I built the horizontal stabilizer much the same as I built the vertical stabilizer. The elevator halves were a little bit harder to get the tips perfectly lined up. As you can see, I them like dominoes, only backwards. I also built the two halves side by side. As I was doing it, I had a little unwelcome guest into my garage (bad part about a 95 degree garage... have to leave the door open to get some airflow with a fan). For the back of the elevator, I used 2x 1/16” balsa sheeting cut to 10mm wide to get the length needed on the elevator. The elevator tips were sandwiched between the sheeting as I glued them together. For the tubes, I needed to expand the holes in the stabilizer ribs so it would fit.
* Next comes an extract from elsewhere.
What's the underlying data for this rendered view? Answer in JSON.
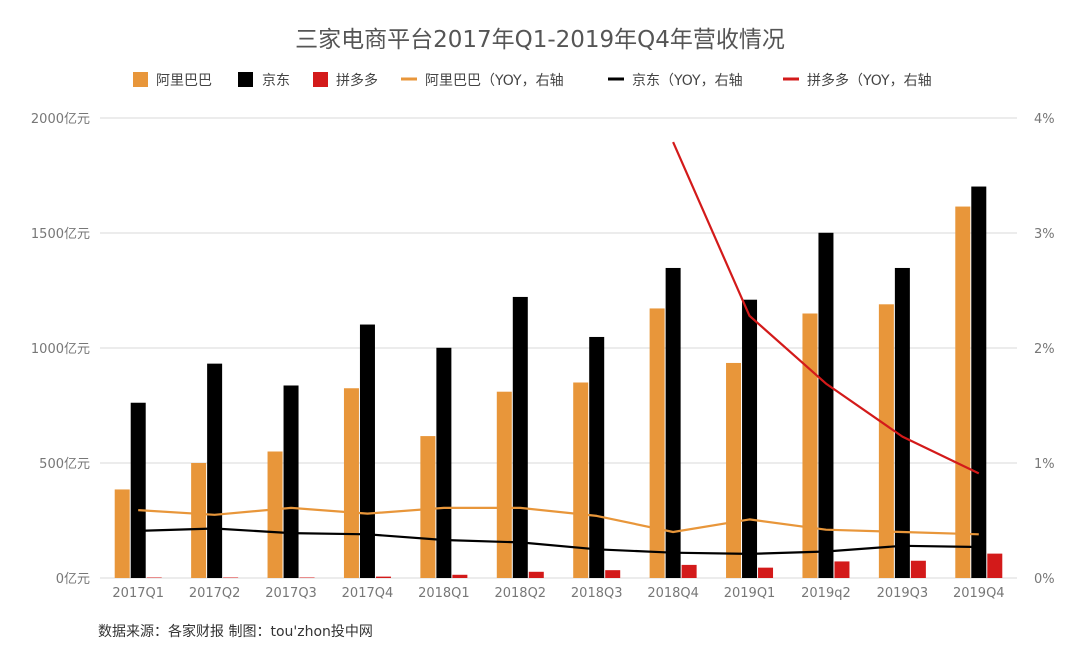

When I started building the wings, I first checked the fit of the wing tube into all the ribs and plywood doublers. The ribs were an easy fit, but the doublers needed to be dremeled out a bit for a good fit. That is probably a good thing to make sure the tubes are nice and tight in the wing structure. Then I glued the doublers to the associated wing ribs. The W-4 doublers were made oversize since the spacing between the wing tube and the wing spar is so little. I tried to cut the doublers to the right size spacing between the wing tube and spar, but could not make it work. I ended up cutting the doublers in half, sanding the middle part flush where the wing spar would go, and glue them in after I had the wing tube in place.
After I had W-4 in place and glued, I came to the conclusion I wanted a really floaty plane. So I added 1/4” more spacing between the rest of the ribs which gave me 2” more total wingspan on each half. Each rib was glued in while aligned on the plans with a builder's triangle to get them perfectly vertical. Then I epoxied the wing tubes into place. Both wing halves are to this point.